Wednesday, November 18, 2009

Skilled in the Art of Being Idle: Reducing Energy Waste in Networked Systems

This paper evaluates the viability of putting computers to sleep while preventing disruption from the machine not being on the network. Current platforms have ‘wake-on-LAN’ functionality, enabling machines to be woken up from a low-power state by a ‘magic packet’. A simple proxy could examine traffic destined to the machine and inject the magic packet before traffic to which the machine needs to respond. A more sophisticated version of this proxy could respond on the machine's behalf for simple but important queries. Using network traces for desktop machines in both home and work environments, this paper evaluates the likely power savings achieved with various levels of proxy sophistication.

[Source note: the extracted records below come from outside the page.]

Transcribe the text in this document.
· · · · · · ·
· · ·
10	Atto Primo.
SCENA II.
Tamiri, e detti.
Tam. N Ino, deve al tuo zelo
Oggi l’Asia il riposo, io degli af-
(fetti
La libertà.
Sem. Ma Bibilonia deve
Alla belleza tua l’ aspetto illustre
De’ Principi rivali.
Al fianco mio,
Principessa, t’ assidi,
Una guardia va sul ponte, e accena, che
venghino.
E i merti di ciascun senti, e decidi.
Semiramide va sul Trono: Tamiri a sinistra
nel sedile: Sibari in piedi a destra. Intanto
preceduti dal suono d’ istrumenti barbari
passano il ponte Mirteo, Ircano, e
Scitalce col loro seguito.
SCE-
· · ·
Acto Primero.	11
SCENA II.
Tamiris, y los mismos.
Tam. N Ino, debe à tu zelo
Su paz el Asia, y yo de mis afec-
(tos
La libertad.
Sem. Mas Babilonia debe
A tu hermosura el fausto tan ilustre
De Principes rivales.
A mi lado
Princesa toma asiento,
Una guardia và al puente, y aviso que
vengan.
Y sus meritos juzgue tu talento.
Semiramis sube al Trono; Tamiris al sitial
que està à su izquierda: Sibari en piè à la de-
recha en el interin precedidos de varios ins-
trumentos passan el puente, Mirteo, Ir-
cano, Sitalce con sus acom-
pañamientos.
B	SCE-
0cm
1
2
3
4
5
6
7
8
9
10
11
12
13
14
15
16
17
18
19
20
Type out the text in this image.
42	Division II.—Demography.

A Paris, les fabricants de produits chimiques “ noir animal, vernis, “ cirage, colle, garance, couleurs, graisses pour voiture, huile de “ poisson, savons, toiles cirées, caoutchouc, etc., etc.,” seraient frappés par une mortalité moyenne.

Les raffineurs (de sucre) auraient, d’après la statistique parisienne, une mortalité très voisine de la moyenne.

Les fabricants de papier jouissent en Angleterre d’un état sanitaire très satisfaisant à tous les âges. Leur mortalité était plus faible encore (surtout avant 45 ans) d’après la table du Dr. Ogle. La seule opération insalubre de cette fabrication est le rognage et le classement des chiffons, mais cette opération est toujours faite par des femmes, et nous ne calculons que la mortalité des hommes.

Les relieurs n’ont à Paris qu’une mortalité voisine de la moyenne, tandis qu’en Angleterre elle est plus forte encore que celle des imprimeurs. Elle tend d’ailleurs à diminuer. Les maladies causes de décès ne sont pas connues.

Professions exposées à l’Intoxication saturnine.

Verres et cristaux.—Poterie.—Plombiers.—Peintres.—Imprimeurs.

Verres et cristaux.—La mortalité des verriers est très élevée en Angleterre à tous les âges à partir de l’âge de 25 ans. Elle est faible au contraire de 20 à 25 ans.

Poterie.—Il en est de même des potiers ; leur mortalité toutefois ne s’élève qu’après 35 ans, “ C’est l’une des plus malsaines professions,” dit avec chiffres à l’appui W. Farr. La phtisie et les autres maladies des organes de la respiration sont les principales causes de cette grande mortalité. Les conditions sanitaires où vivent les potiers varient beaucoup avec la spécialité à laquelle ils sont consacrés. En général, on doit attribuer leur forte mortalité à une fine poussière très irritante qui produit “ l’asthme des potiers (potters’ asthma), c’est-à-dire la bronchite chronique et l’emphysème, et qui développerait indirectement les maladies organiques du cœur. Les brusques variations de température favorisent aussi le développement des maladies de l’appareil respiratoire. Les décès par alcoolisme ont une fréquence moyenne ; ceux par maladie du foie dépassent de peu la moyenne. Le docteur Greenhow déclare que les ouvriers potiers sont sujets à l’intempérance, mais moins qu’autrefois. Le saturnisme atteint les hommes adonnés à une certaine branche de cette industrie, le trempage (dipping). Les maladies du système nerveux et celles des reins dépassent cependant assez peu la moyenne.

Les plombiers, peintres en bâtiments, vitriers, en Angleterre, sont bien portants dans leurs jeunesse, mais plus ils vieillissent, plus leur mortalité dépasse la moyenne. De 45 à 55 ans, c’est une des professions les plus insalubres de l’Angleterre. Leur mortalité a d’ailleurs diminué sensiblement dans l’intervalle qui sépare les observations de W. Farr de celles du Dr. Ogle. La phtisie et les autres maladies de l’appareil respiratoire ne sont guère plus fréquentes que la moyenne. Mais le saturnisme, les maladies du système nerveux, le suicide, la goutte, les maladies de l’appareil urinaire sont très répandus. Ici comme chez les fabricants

The traces reveal that there is a lot of background noise on networks. Some of this traffic is broadcast at the Ethernet level but not actually logically directed to the end host (for example IPX traffic, routing backup traffic, ARP requests not for the end host's IP). Some is for protocols that require periodic maintainence traffic to maintain liveness, e.g. ARP (when querying the host), IGMP (if the host belongs to IP multicast groups), DHCP, TCP (for keepalives), SSDP. Such traffic was frequent enough in the author's traces that a proxy that would not handle that traffic would not be able to allow end hosts to sleep a substantial amount of time without disrupting service. Making such simple fill-in-the-blank replies for a handful of services and conservatively waking machines up for other services is all that would be required to allow machines to stay asleep for most their idle periods without sacrificing availability. Problematically, all it takes to disrupt this result is one misconfigured service (for example, the machine updating service the authors observed in the enterprise environment).